その貴族達ではなく、彼ら彼女らに囲まれている少女は、この世界でも初めてみる長く綺麗な白銀の髪と、両目で違う色の綺麗なオレンジと青い瞳を持つ、天使と言っても過言ではない程に愛らしい少女だった。


だが、他の連中はそうは思ってないようで……


「聞いてるのか!この吸血鬼!化け物!なんだよその髪!気持ち悪い!」

「そんな姿で殿下の誕生日パーティーに来るなんて信じられませんわ!」

「気持ち悪い目しやがって!おぞましい呪いの目だろ!」

「帰れよ!」

「そうだそうだ!」


……おk。ぶち転がしていいよね?


それを言われた少女は何か言い返すのかと思ったが……ポツリと呟いた。


「で、殿下の……殿下の誕生日……お、お祝い……したかったから……」


震えながら、そんなことを言う少女。


その言葉に余計にエキサイトする彼らだが……俺はそこで我慢出来なくなって木から飛び降りていた。


綺麗な着地で少女とそれを囲む奴らの中間に降り立つと突然の俺の登場に場は騒然とした。


そりゃそうだ。


祝われてる本人が空から降りてきたのだから、そうなる。


だけど、本当に我慢出来なくなったから仕方ない。


「で、殿下!何故このような場所に……!?」

「なに、散歩をしていたら、やけに愉快な囀りが聞こえてきてな」


ギロりと睨むと奴らはそのまま理由をつけて立ち去って行ったが……あんな奴らどうでもいいので、俺はその少女の方を向いて微笑みかけた。


「さっきの、本心で言ってくれてたんだね」

「え……?」

「俺の誕生日……祝いたくて頑張って来てくれたんだね」

「ど、どうして……」

「それは内緒」


きっと、これがあの時の神様からの加護の効果の1つなのだろう。


俺への好意的な声が……本音が自然と分かるのだ。


この目の前の銀髪の少女は俺のためにここに頑張って来てくれたのだ。


「綺麗な髪だね……触ってもいいかな?」

「え……?」


その言葉に再びの絶句。


まあ、きっと、この娘は今まで外見を良く言われたことは無いのだろう。


だから、突然のことに驚いているようだが……ポツリと零すように少女は言った。


「……気味悪く……ないのですか……?」

「君の外見ということかな?」


こくりと頷く少女。


「こんな他の人と違う……髪は吸血鬼みたいで……目だって変だし……化け物みたいって、皆……」


涙を堪える少女、そんな彼女の髪を俺はゆっくりと撫でると、その綺麗な髪の感触を確かめて言った。

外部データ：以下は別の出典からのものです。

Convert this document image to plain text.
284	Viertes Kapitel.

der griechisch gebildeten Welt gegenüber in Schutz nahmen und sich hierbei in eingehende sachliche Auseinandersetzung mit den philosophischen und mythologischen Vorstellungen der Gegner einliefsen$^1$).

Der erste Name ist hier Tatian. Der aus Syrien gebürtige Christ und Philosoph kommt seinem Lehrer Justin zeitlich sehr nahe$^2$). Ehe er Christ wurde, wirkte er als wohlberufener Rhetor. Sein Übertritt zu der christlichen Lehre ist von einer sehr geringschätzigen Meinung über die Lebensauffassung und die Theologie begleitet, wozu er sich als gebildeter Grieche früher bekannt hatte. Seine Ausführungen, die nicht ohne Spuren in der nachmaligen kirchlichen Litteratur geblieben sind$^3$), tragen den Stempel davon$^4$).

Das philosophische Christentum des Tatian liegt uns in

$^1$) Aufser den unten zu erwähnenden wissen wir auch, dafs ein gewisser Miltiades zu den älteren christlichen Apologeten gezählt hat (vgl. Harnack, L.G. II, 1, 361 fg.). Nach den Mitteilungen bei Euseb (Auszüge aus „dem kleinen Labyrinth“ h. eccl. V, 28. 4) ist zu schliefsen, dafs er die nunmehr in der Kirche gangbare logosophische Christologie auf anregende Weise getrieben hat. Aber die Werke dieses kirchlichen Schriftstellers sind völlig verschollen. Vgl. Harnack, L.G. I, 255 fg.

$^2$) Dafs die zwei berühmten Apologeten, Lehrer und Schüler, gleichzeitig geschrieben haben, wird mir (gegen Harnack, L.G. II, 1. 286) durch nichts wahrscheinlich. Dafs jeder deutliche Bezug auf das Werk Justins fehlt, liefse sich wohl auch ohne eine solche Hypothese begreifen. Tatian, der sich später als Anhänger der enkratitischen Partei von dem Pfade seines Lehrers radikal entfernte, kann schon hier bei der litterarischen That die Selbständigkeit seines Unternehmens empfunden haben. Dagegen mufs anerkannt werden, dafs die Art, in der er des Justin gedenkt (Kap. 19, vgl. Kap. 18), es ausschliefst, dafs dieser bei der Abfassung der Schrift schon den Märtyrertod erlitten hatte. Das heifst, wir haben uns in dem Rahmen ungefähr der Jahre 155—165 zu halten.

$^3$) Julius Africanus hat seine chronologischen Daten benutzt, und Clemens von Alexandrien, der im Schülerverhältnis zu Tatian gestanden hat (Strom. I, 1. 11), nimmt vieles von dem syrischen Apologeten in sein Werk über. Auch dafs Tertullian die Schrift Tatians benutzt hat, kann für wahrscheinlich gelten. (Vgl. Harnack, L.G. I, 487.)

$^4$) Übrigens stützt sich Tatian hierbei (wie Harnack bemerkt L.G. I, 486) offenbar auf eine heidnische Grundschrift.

「とっても綺麗だよ。雪のように輝く白銀の髪も、その星空みたいな綺麗な瞳も……まるで白銀の天使様かと思うほどに」

「――――!?うぅ……」


その言葉に少女は涙を流してしまった。


その雫を指で掬い取ると、俺はその少女を守りたいと確かに思った。


「名前を聞いてもいいかな?」

「……フィリア……です……フィリア・アスタルテ……」

「フィリアか……いい名前だね。俺はシリウス。よろしくね、フィリア」

「……はい」


その時に見せた、フィリアの笑顔。


その余りにも無垢で綺麗なそれを見て……守ってあげたい以上の感情が芽生えてしまった。


女神様、ごめんなさい……俺は多分、今、生まれて初めて、人間の女の子に恋をしてしまったんだと思います。


それが、俺がフィリアに出会った日のこと。


そして――フィリアに初めて恋した日のことだった。